This is no time to snooze. This week was one for record books for the massive amount of incomplete news, the mixed outcome of some important economic stats and the unruly price action of the broad indexes, up one day, down the next. For the most part, its business as usual, but with the markets at such lofty levels for the year, I see the goal should be to remain cautious and ignore the more impulsive investor behavior in favor of a protective strategy. Here’s why.
With the equity markets continuing their impressive year, getting the most recent lift from the optimistic expectations stemming from current tax legislation, the facts are still elusive. I have as much to like and dislike from what I’ve read and my overall take away is that the potential of the markets to rise on the circumstance and sell on the outcome has rarely been stronger. That said other investment environments and external events are serving as strong distractions, including, OPEC cutting oil prices, bitcoin rising to record levels on the back of an announced launch of a tradable futures contract by Dec 18th, and what turned out to be a very good earning season especially for the retail industry, always a good sign for the markets and the economy.

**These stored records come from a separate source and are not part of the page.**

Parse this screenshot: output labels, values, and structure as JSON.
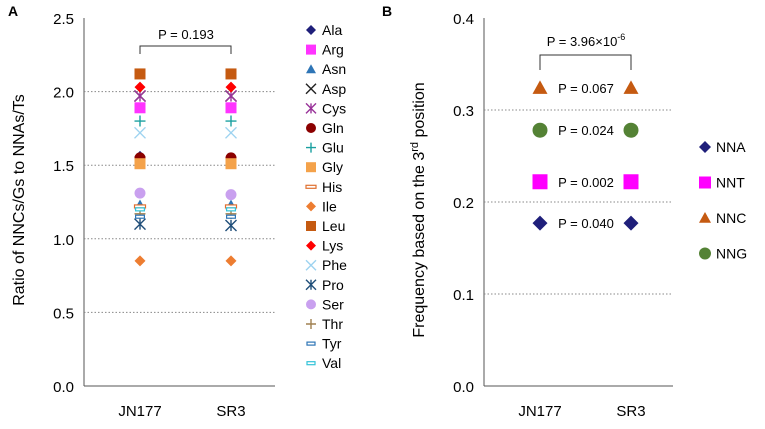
{
  "chart_data": [
    {
      "type": "scatter",
      "panel_label": "A",
      "ylabel": "Ratio of NNCs/Gs to NNAs/Ts",
      "categories": [
        "JN177",
        "SR3"
      ],
      "ylim": [
        0,
        2.5
      ],
      "yticks": [
        "0.0",
        "0.5",
        "1.0",
        "1.5",
        "2.0",
        "2.5"
      ],
      "grid": "dotted horizontal",
      "annotation": "P = 0.193",
      "series": [
        {
          "name": "Ala",
          "marker": "diamond",
          "color": "#1f1f7a",
          "values": [
            1.56,
            1.55
          ]
        },
        {
          "name": "Arg",
          "marker": "square",
          "color": "#ff33ff",
          "values": [
            1.89,
            1.89
          ]
        },
        {
          "name": "Asn",
          "marker": "triangle",
          "color": "#2e75b6",
          "values": [
            1.23,
            1.23
          ]
        },
        {
          "name": "Asp",
          "marker": "x",
          "color": "#222222",
          "values": [
            1.97,
            1.97
          ]
        },
        {
          "name": "Cys",
          "marker": "xstar",
          "color": "#993399",
          "values": [
            1.97,
            1.97
          ]
        },
        {
          "name": "Gln",
          "marker": "circle",
          "color": "#8b0000",
          "values": [
            1.55,
            1.55
          ]
        },
        {
          "name": "Glu",
          "marker": "plus",
          "color": "#1aa0a0",
          "values": [
            1.8,
            1.8
          ]
        },
        {
          "name": "Gly",
          "marker": "square",
          "color": "#f4a24a",
          "values": [
            1.51,
            1.51
          ]
        },
        {
          "name": "His",
          "marker": "dash",
          "color": "#e07030",
          "values": [
            1.22,
            1.22
          ]
        },
        {
          "name": "Ile",
          "marker": "diamond",
          "color": "#ed7d31",
          "values": [
            0.85,
            0.85
          ]
        },
        {
          "name": "Leu",
          "marker": "square",
          "color": "#c55a11",
          "values": [
            2.12,
            2.12
          ]
        },
        {
          "name": "Lys",
          "marker": "diamond",
          "color": "#ff0000",
          "values": [
            2.03,
            2.03
          ]
        },
        {
          "name": "Phe",
          "marker": "x",
          "color": "#9dd3f0",
          "values": [
            1.72,
            1.72
          ]
        },
        {
          "name": "Pro",
          "marker": "xstar",
          "color": "#1f4e79",
          "values": [
            1.1,
            1.09
          ]
        },
        {
          "name": "Ser",
          "marker": "circle",
          "color": "#c9a0ef",
          "values": [
            1.31,
            1.3
          ]
        },
        {
          "name": "Thr",
          "marker": "plus",
          "color": "#a08050",
          "values": [
            1.17,
            1.17
          ]
        },
        {
          "name": "Tyr",
          "marker": "hollow-rect",
          "color": "#2e75b6",
          "values": [
            1.15,
            1.15
          ]
        },
        {
          "name": "Val",
          "marker": "hollow-rect",
          "color": "#33c3d8",
          "values": [
            1.2,
            1.2
          ]
        }
      ]
    },
    {
      "type": "scatter",
      "panel_label": "B",
      "ylabel_main": "Frequency based on the 3",
      "ylabel_sup": "rd",
      "ylabel_tail": " position",
      "categories": [
        "JN177",
        "SR3"
      ],
      "ylim": [
        0,
        0.4
      ],
      "yticks": [
        "0.0",
        "0.1",
        "0.2",
        "0.3",
        "0.4"
      ],
      "grid": "dotted horizontal",
      "annotation_main": "P = 3.96×10",
      "annotation_sup": "-6",
      "series": [
        {
          "name": "NNA",
          "marker": "diamond",
          "color": "#1f1f7a",
          "values": [
            0.177,
            0.177
          ],
          "p_label": "P = 0.040"
        },
        {
          "name": "NNT",
          "marker": "square",
          "color": "#ff00ff",
          "values": [
            0.222,
            0.222
          ],
          "p_label": "P = 0.002"
        },
        {
          "name": "NNC",
          "marker": "triangle",
          "color": "#c55a11",
          "values": [
            0.324,
            0.324
          ],
          "p_label": "P = 0.067"
        },
        {
          "name": "NNG",
          "marker": "circle",
          "color": "#548235",
          "values": [
            0.278,
            0.278
          ],
          "p_label": "P = 0.024"
        }
      ]
    }
  ]
}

Between the recent estimate upgrade of the 3rd Quarter GDP from 3.0% to 3.3% and the release of the highest consumer confidence level in 17 years the economic news has been mostly good. I say mostly, because among the contributors to recent volatility in the markets has been a decline in the Chicago PMI manufacturing index, albeit from larger than normal recent rise it is still worth paying attention to. Mainly because as most of the positive news focuses on indicators that suggest continued downward pressure on the unemployment rate and potential higher inflation, inflation could become a problem at some point too.

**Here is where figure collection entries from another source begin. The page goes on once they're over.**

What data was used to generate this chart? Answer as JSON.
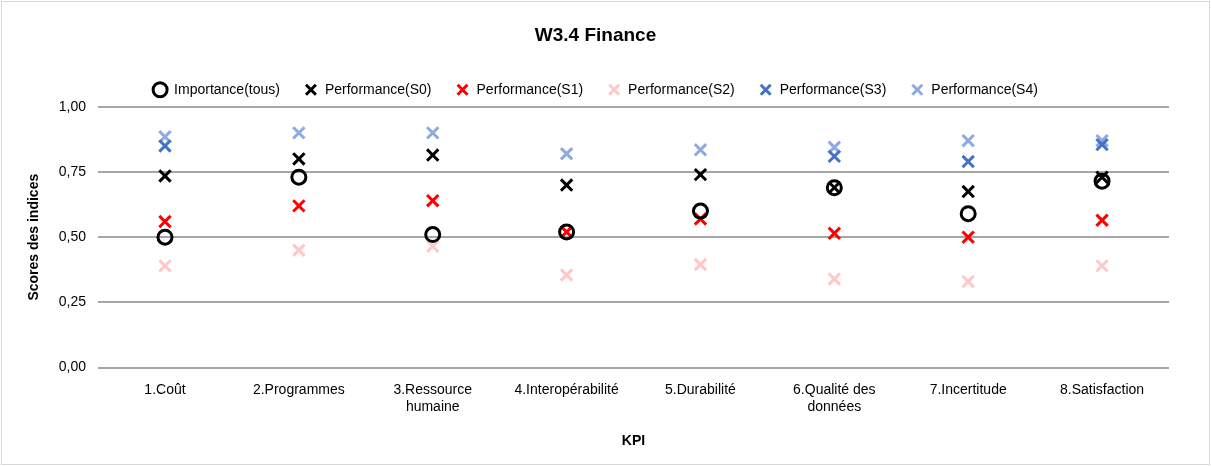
{
  "chart_data": {
    "type": "scatter",
    "title": "W3.4 Finance",
    "xlabel": "KPI",
    "ylabel": "Scores des indices",
    "categories": [
      "1.Coût",
      "2.Programmes",
      "3.Ressource humaine",
      "4.Interopérabilité",
      "5.Durabilité",
      "6.Qualité des données",
      "7.Incertitude",
      "8.Satisfaction"
    ],
    "series": [
      {
        "name": "Importance(tous)",
        "color": "#000000",
        "marker": "circle",
        "values": [
          0.5,
          0.73,
          0.51,
          0.52,
          0.6,
          0.69,
          0.59,
          0.715
        ]
      },
      {
        "name": "Performance(S0)",
        "color": "#000000",
        "marker": "cross",
        "values": [
          0.735,
          0.8,
          0.815,
          0.7,
          0.74,
          0.69,
          0.675,
          0.73
        ]
      },
      {
        "name": "Performance(S1)",
        "color": "#ff0000",
        "marker": "cross",
        "values": [
          0.56,
          0.62,
          0.64,
          0.52,
          0.57,
          0.515,
          0.5,
          0.565
        ]
      },
      {
        "name": "Performance(S2)",
        "color": "#ffc7c7",
        "marker": "cross",
        "values": [
          0.39,
          0.45,
          0.465,
          0.355,
          0.395,
          0.34,
          0.33,
          0.39
        ]
      },
      {
        "name": "Performance(S3)",
        "color": "#4472c4",
        "marker": "cross",
        "values": [
          0.85,
          null,
          null,
          null,
          null,
          0.81,
          0.79,
          0.855
        ]
      },
      {
        "name": "Performance(S4)",
        "color": "#8faadc",
        "marker": "cross",
        "values": [
          0.885,
          0.9,
          0.9,
          0.82,
          0.835,
          0.845,
          0.87,
          0.87
        ]
      }
    ],
    "ylim": [
      0,
      1
    ],
    "yticks": [
      {
        "value": 0,
        "label": "0,00"
      },
      {
        "value": 0.25,
        "label": "0,25"
      },
      {
        "value": 0.5,
        "label": "0,50"
      },
      {
        "value": 0.75,
        "label": "0,75"
      },
      {
        "value": 1,
        "label": "1,00"
      }
    ],
    "grid": "y",
    "legend": "top"
  }
}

In the meantime it’s hard to imagine the fed won’t increase interest rates at their next meeting on Dec 12 and 13th. With good economic data that comes from consumer’s activity the outlook for inflation still seems the primary incentive as well as Europe is showing similar signs of pressures. However, rather than talk much about the reporting board the outlook for the expiration of the current chairpersons term is leading the concern as to whether the incoming replacement will raise rates too aggressively. No reason I can see for that happening but the news adds to the current market volatility.

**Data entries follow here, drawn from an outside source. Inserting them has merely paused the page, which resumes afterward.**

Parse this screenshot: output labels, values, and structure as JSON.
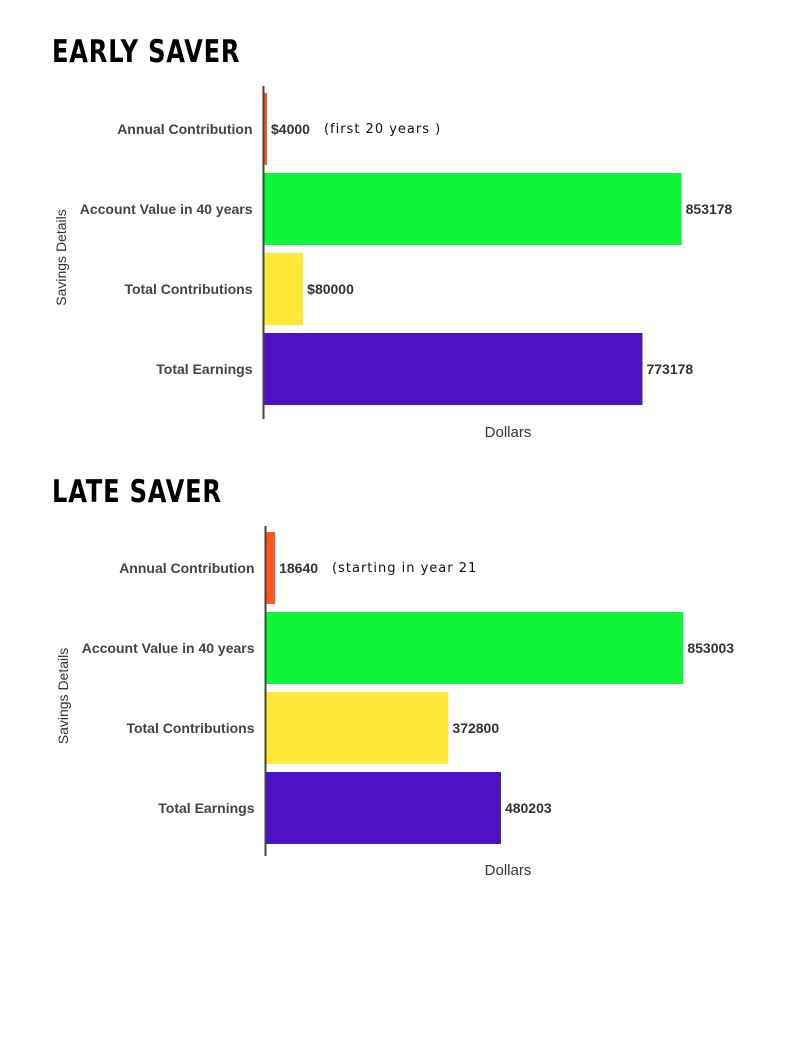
{
  "chart_data": [
    {
      "type": "bar",
      "orientation": "horizontal",
      "title": "EARLY SAVER",
      "xlabel": "Dollars",
      "ylabel": "Savings Details",
      "xlim": [
        0,
        950000
      ],
      "grid": false,
      "categories": [
        "Annual Contribution",
        "Account Value in 40 years",
        "Total Contributions",
        "Total Earnings"
      ],
      "values": [
        4000,
        853178,
        80000,
        773178
      ],
      "value_labels": [
        "$4000",
        "853178",
        "$80000",
        "773178"
      ],
      "annotations": [
        "(first 20 years )",
        "",
        "",
        ""
      ],
      "colors": [
        "#ff5722",
        "#10f53a",
        "#ffe838",
        "#4c12c4"
      ]
    },
    {
      "type": "bar",
      "orientation": "horizontal",
      "title": "LATE SAVER",
      "xlabel": "Dollars",
      "ylabel": "Savings Details",
      "xlim": [
        0,
        950000
      ],
      "grid": false,
      "categories": [
        "Annual Contribution",
        "Account Value in 40 years",
        "Total Contributions",
        "Total Earnings"
      ],
      "values": [
        18640,
        853003,
        372800,
        480203
      ],
      "value_labels": [
        "18640",
        "853003",
        "372800",
        "480203"
      ],
      "annotations": [
        "(starting in year 21",
        "",
        "",
        ""
      ],
      "colors": [
        "#ff5722",
        "#10f53a",
        "#ffe838",
        "#4c12c4"
      ]
    }
  ]
}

Which bring us to the nerve center for market volatility. While much of the media activity swirls around the current administration the financial markets have managed to focus on the economy and corporate activity instead. Good thing, since there is much that will eventually come out of the current political dilemmas that will get a fair spin that an investor can act on.
There you have it, a rising market, lots of volatility and very few answers to much external activity. Generally I choose to shift to more large cap and dividend friendly investments to be better prepared for any unexpected surprises. I still think the year will end on a high note, so I’m more looking into the first quarter of next year.